Thursday 14 February 2008

Bulletin 11 (Feb 2008)

Archaeology 2008 - The British Museum Conference Report

Archaeology 2008 - The British Museum Conference Report

The conference was hosted by Current Archaeology, Current World Archaeology and sponsored by the Traveller and the Portable Antiquity Scheme. It took place at the British Museum the 9th and 10th February 2008.

The places sold out; there were delegates, speakers and moderators, at least 500 people. The place was packed, so much so that one theatre had a dearth of spaces for the audience and an overflow facility with sound-only had to be hastily arranged. The British Museum staff, frazzled as they must have been with the simultaneous Chinese New Year celebrations, were unfailingly kind, polite and couldn’t do too much for everyone.

It is impossible to précis all the presentations, as two theatres were in use concurrently, and delegates had to choose one or other talk to go to. The topics were generally well presented with power point, and it was a pity the time slots for each were not longer, although the moderators did a fine job reminding the speakers when it was time to make room for the next presenter. There was a few question time sessions, but not enough and at the end of most sections of talks, although time for these was also limited. However, the breaks allowed everyone to meet and discuss issues, and the speakers were happy to mingle with the crowd and answer queries or to expand on their topic.

The speakers came from all walks of archaeological interest; diggers, historians, geophysicists, freelance and amateur, we saw and heard them all. Topics were presented of projects yet ongoing, nearly and newly published –we got some crafty book plugs- as well as topics old and new, all presented with verve, humour and some gorgeous illustrations. All areas of the U.K. were represented in the talks as well as further afield, as well as many eras of history. Pre-historians and Romanists were catered for; although Dr. Neil Faulkner’s passionate view of Roman Empire atrocities caused some to re-think their ideas of ‘Jolly Good Chaps and a Good Thing’ and shocked many into seeing modern parallels.

New to many was the subject of Conflict Archaeology, presented by Dr. Nicholas Saunders, an archaeologist and anthropologist. He introduced the topic as a multi-disciplinary subject that traced and recorded modern industrial warfare in the 20th and, alas, the 21st centuries. His interest as an anthropologist was very much to the fore. Instead of reciting the counting of bullets and shell casings, he took pains to present some of the victims, the 18 year old who never got to go home, the lost man killed on the Somme, with a pre-historic knapped flint in his bag, named when found decades later with a family who still wondered what had happened. Oral history was of paramount importance in pin-pointing places people lived and died in, of the feelings and thoughts of those who did go home, and it should still be of paramount importance as we are losing so many of the generations who fought in later conflicts. It was brought home quite forcibly that the legacy of these recent conflicts affect us all, no matter which flag we stand beneath.

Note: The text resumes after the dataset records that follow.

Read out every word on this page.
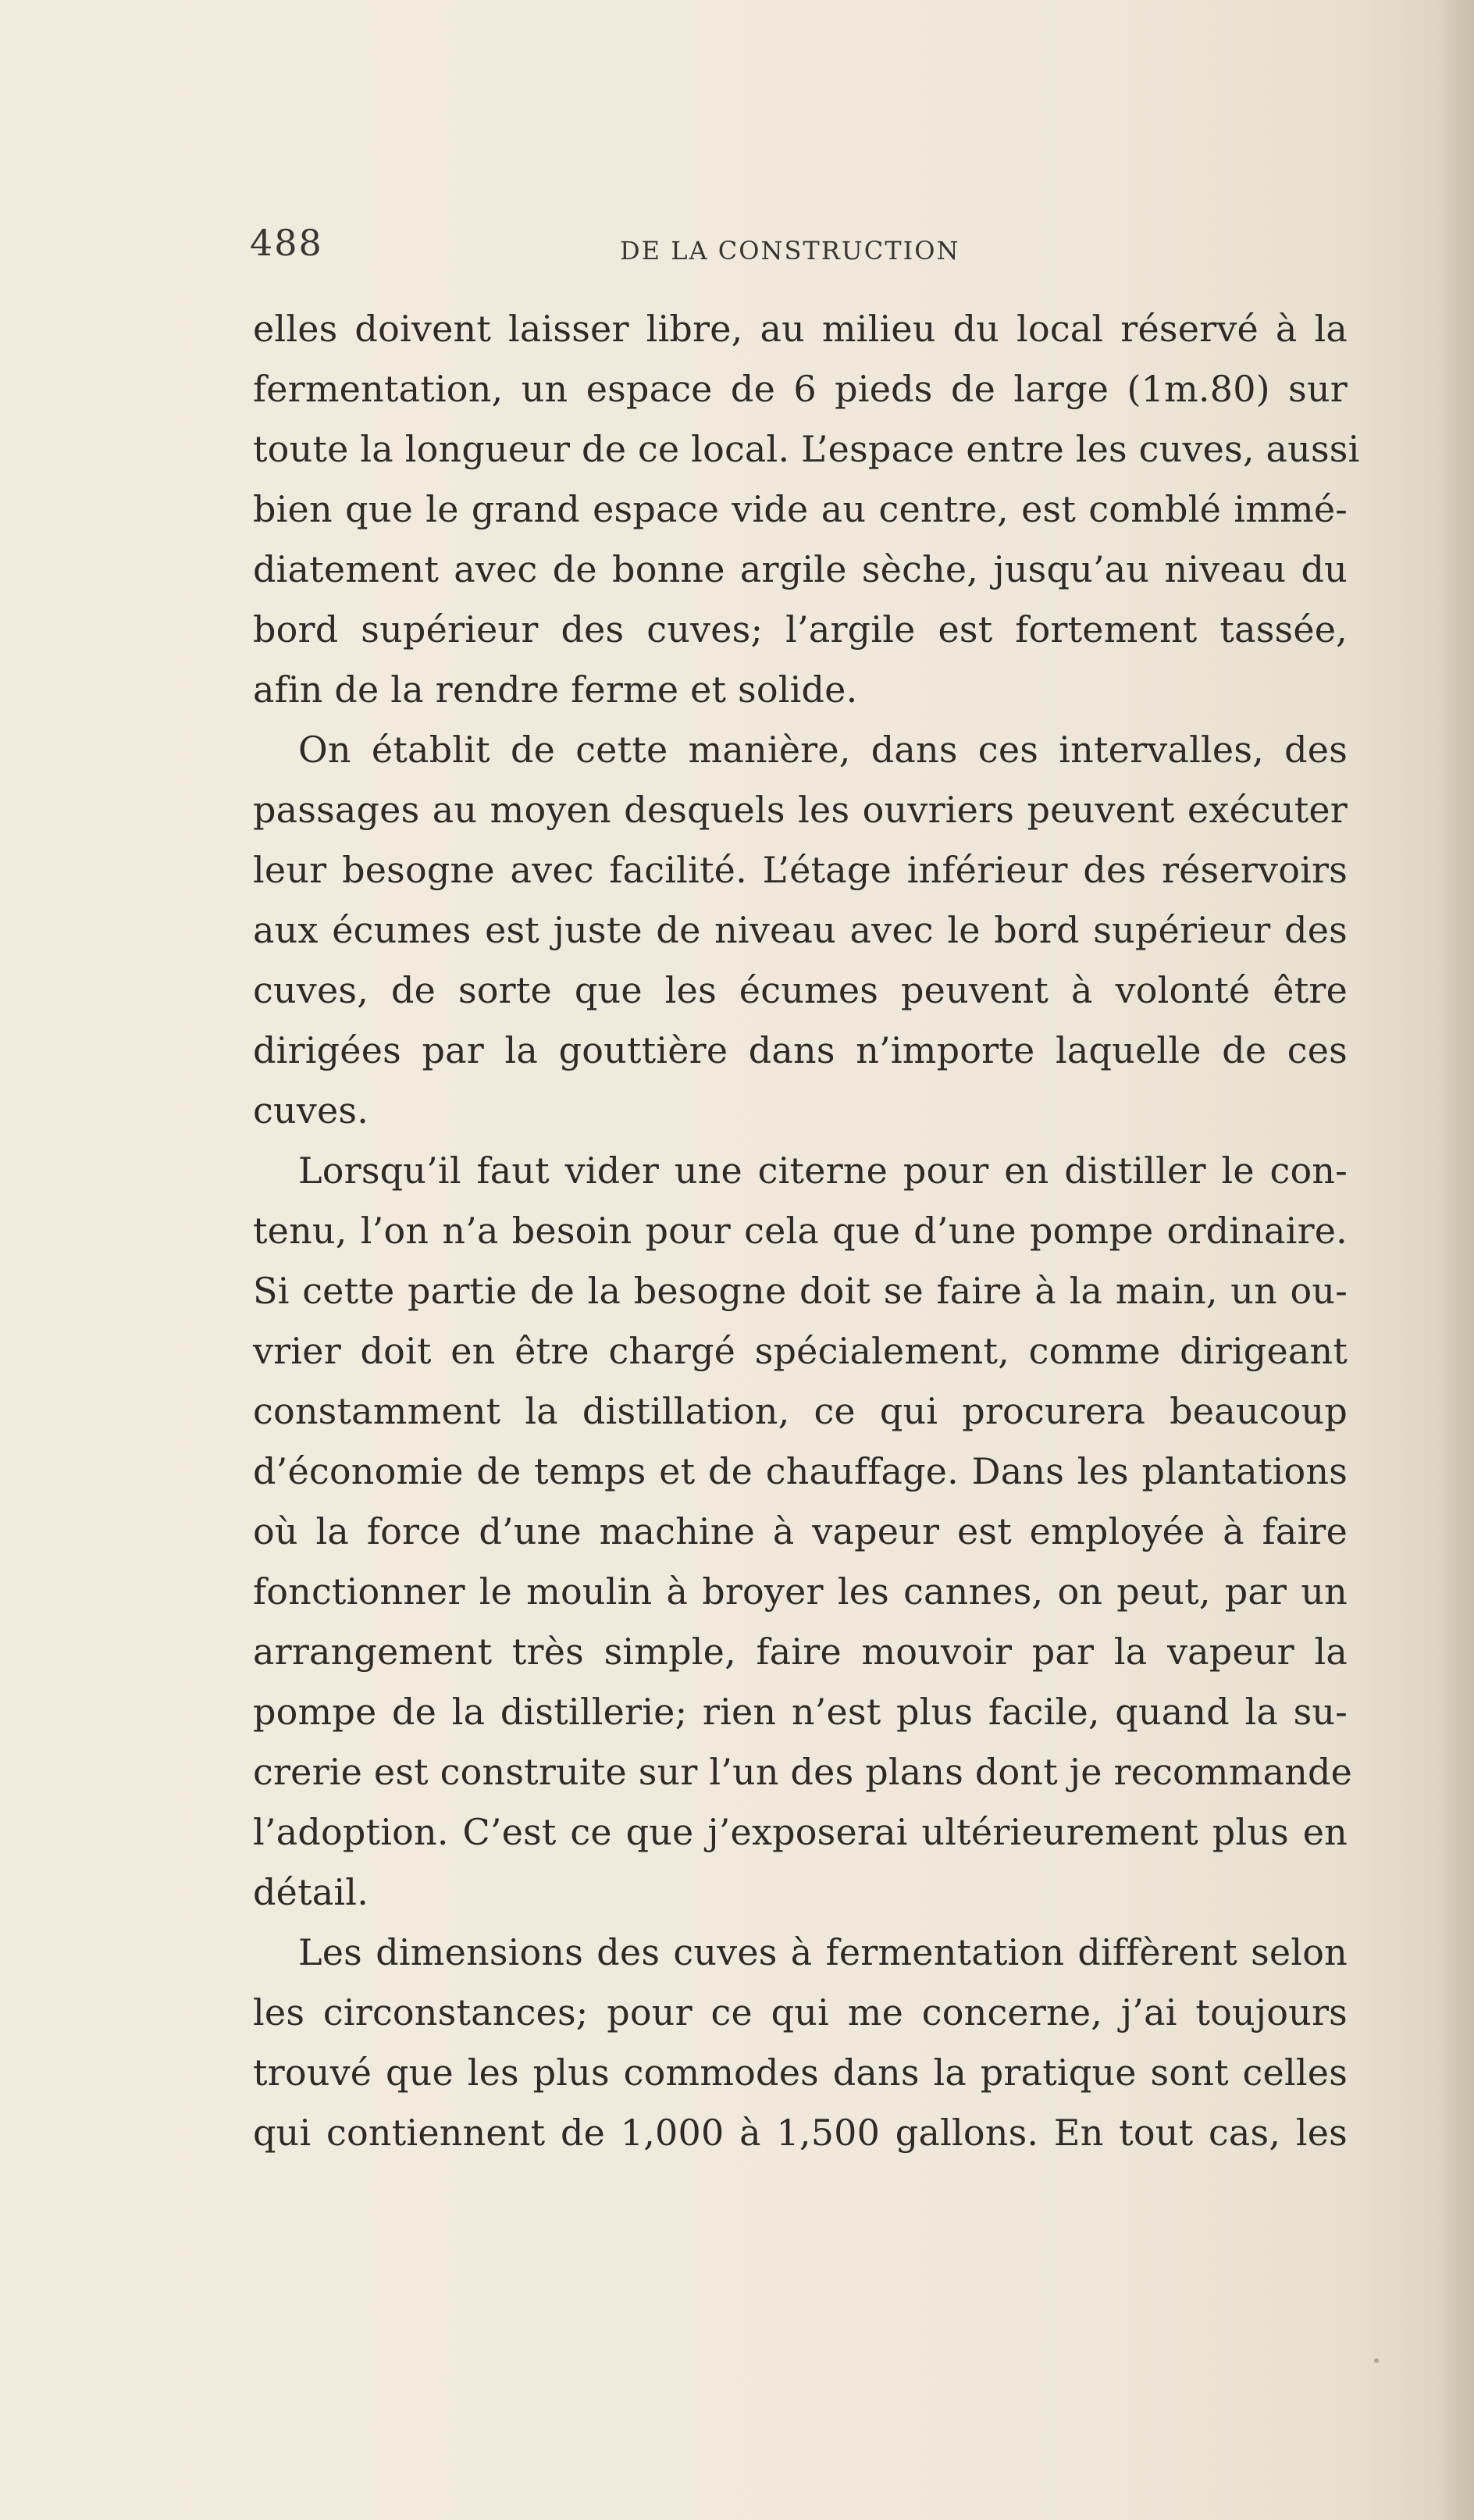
488	DE LA CONSTRUCTION
elles doivent laisser libre, au milieu du local réservé à la
fermentation, un espace de 6 pieds de large (1m.80) sur
toute la longueur de ce local. L’espace entre les cuves, aussi
bien que le grand espace vide au centre, est comblé immé-
diatement avec de bonne argile sèche, jusqu’au niveau du
bord supérieur des cuves; l’argile est fortement tassée,
afin de la rendre ferme et solide.
On établit de cette manière, dans ces intervalles, des
passages au moyen desquels les ouvriers peuvent exécuter
leur besogne avec facilité. L’étage inférieur des réservoirs
aux écumes est juste de niveau avec le bord supérieur des
cuves, de sorte que les écumes peuvent à volonté être
dirigées par la gouttière dans n’importe laquelle de ces
cuves.
Lorsqu’il faut vider une citerne pour en distiller le con-
tenu, l’on n’a besoin pour cela que d’une pompe ordinaire.
Si cette partie de la besogne doit se faire à la main, un ou-
vrier doit en être chargé spécialement, comme dirigeant
constamment la distillation, ce qui procurera beaucoup
d’économie de temps et de chauffage. Dans les plantations
où la force d’une machine à vapeur est employée à faire
fonctionner le moulin à broyer les cannes, on peut, par un
arrangement très simple, faire mouvoir par la vapeur la
pompe de la distillerie; rien n’est plus facile, quand la su-
crerie est construite sur l’un des plans dont je recommande
l’adoption. C’est ce que j’exposerai ultérieurement plus en
détail.
Les dimensions des cuves à fermentation diffèrent selon
les circonstances; pour ce qui me concerne, j’ai toujours
trouvé que les plus commodes dans la pratique sont celles
qui contiennent de 1,000 à 1,500 gallons. En tout cas, les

Continuing on from this theme was Nadia Durrani’s presentation of the Archaeology of the first Blitz to hit our shores, with an account of Zeppelins over Britain in 1917. GWAG members were involved in a series of investigations in 2006, looking at World War One airfields, gun emplacements and a Zeppelin crash in Suffolk. Nadia ably conveyed the amount of detail the group managed to elicit
from desktop research, site surveys and excavations. Time constraints caused some points to be missed –although there was a book plug squeezed in- but the GWAG members present felt the excitement and interest of such new archaeology was well put forward.

As with every dig, details of moments of laughter and perhaps more importantly, those of extreme sadness when contemplating such recent lives lost, are unconveyable to another audience, but as with Dr. Saunders talk, many felt a poignancy and emotion not often experienced in history further removed from our memories.